June 17 (Bloomberg) -- Asian stocks fell for a fourth day, led by the biggest drop in almost a month for Chinese shares, after foreign direct investment in the world’s second-largest economy unexpectedly declined.
Industrial & Commercial Bank of China Ltd. retreated 1.3 percent in Shanghai and SoftBank Corp. fell 2.5 percent in Tokyo, with financial and telecommunications companies posting the largest declines of the regional index’s 10 industry groups. New World China Land Ltd. plunged 17 percent in Hong Kong after a $2.4 billion plan by New World Development Ltd. to privatize the China property business collapsed.
The MSCI Asia Pacific Index declined less than 0.1 percent to 143.66 at 6:33 p.m. in Hong Kong. The Shanghai Composite Index dropped 0.9 percent, its largest retreat since May 19.
“The slowdown in China is the one thing that could really disrupt these markets,” Leonard Tannenbaum, chief executive officer of Fifth Street Management LLC, said in a Bloomberg TV interview from Tokyo. “Money is very tight, the banks continue to tighten and that’s going to slow the growth rate.”
The Asia-Pacific measure last week touched the highest level since June 2008 amid improving U.S. economic data and indications Chinese growth is stabilizing. Federal Reserve policy makers start a two-day policy meeting today after data yesterday showed American manufacturing is expanding.
Hong Kong’s Hang Seng Index slid 0.4 percent. Non-financial foreign direct investment in China fell 6.7 percent to $8.6 billion in May from a year earlier, the Ministry of Commerce said today. The median forecast in a Bloomberg survey had called for a 3.2 percent gain.
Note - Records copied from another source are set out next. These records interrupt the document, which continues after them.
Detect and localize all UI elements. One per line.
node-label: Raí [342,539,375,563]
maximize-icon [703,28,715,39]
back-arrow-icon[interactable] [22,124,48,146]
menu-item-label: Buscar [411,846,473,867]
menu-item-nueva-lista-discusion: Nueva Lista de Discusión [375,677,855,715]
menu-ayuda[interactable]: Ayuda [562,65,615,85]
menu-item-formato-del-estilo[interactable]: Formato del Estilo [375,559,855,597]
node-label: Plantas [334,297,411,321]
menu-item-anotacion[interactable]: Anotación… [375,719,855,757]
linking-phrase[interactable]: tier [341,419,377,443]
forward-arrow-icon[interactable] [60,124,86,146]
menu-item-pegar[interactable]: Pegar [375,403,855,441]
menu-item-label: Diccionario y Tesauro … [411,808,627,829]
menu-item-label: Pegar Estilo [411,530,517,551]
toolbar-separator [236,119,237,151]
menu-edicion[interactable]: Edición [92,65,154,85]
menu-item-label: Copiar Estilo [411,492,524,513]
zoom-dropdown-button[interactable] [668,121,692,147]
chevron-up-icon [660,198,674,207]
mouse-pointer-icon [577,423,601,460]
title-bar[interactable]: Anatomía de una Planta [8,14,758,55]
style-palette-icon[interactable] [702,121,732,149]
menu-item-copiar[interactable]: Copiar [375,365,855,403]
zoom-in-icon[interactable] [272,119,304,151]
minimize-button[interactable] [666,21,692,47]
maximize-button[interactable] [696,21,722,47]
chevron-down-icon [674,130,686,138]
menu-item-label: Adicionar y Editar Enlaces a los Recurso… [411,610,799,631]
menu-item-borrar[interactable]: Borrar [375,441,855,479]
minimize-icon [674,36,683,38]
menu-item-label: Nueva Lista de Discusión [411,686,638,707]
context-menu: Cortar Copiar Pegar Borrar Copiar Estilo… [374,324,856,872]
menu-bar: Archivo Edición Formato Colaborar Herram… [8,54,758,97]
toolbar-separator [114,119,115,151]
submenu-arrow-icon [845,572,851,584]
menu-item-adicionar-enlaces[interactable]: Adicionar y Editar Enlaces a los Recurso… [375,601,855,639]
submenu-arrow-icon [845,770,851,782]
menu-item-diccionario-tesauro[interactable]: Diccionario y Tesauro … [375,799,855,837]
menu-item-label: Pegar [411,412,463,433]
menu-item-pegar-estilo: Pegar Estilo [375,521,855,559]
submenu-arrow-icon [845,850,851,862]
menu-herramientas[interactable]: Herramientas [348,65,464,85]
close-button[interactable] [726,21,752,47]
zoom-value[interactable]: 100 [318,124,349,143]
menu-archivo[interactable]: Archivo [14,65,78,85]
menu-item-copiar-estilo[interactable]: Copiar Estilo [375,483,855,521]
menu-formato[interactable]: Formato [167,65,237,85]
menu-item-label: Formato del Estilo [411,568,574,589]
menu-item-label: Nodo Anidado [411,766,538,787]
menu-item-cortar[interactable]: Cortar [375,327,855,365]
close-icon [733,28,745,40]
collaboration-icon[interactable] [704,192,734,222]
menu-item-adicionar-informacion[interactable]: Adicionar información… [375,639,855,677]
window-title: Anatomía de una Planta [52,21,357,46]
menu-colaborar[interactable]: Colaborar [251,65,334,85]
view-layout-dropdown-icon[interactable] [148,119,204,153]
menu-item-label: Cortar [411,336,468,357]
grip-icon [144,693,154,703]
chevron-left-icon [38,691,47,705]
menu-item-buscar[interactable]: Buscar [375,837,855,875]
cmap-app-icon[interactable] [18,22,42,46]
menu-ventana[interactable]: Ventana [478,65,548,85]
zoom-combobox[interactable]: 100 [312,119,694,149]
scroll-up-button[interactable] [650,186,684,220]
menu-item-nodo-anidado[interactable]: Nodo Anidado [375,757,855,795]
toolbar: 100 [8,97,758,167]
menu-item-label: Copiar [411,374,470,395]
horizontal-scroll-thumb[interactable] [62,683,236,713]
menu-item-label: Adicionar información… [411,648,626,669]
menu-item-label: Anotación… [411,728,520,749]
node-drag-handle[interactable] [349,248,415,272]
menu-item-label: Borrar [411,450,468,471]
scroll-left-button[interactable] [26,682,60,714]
Singapore’s Straits Times Index declined 0.5 percent and Australia’s S&P/ASX 200 Index fell 0.2 percent. Japan’s Topix index rose 0.3 percent as the yen weakened to 101.98 per dollar, with gains limited as Softbank declined 2.5 percent to 7,483 yen. South Korea’s Kospi index and Taiwan’s Taiex index both rose 0.4 percent. New Zealand’s NZX 50 Index advanced 0.3 percent, while India’s S&P BSE Sensex climbed 1.3 percent.
Alibaba Group Holding Ltd., a Chinese e-commerce company planning to list in New York, said in a revision to its initial public offering prospectus that revenue growth slowed to 39 percent in the fourth quarter, from 71 percent in the same period a year earlier. Operating margins also narrowed to 45 percent from 51 percent in the prior year, the filing showed.
The Fed will this week reduce its stimulatory asset-purchase program by $10 billion for a fifth straight month, to $35 billion, according to the median of 43 economists’ estimates compiled by Bloomberg. Analysts predict data today will show U.S. consumer-price growth held at 2 percent in May from a year earlier, while the number of new homes started probably dropped to a 1.03 million annualized rate from 1.07 million in April.
The International Monetary Fund yesterday cut its economic growth forecast for the U.S. in 2014. The IMF now sees expansion of 2 percent, down from an April estimate of 2.8 percent, while it left its 2015 prediction unchanged at 3 percent. The lender said it doesn’t expect the U.S. will see full employment until the end of 2017, amid low inflation.
Asian shares dropped the past three days amid concern escalating violence in Iraq would push oil prices higher.
In Iraq, Kurdish troops are defending the fourth-largest oilfield against Islamist militants. The U.S. is considering sending special forces, according to an Associated Press report citing unidentified officials. West Texas Intermediate jumped 4.1 percent last week.
Financial firms slid today. ICBC retreated 1.3 percent to 3.73 yuan. Mitsubishi UFJ Financial Group Inc. fell 0.8 percent to 609 yen.
New World China Land slumped 17 percent to HK$5.30. New World Development Co., controlled by the family of Hong Kong billionaire Cheng Yu-tung, proposed in March to buy shares of the China unit for HK$6.80 each, a 32 percent premium to the last price before the offer.
Konica Minolta Inc. gained 6.2 percent to 930 yen, its biggest rally since January, after JPMorgan Chase & Co. raised its rating on the Japanese office-equipment maker to overweight from neutral, meaning investors should buy the shares.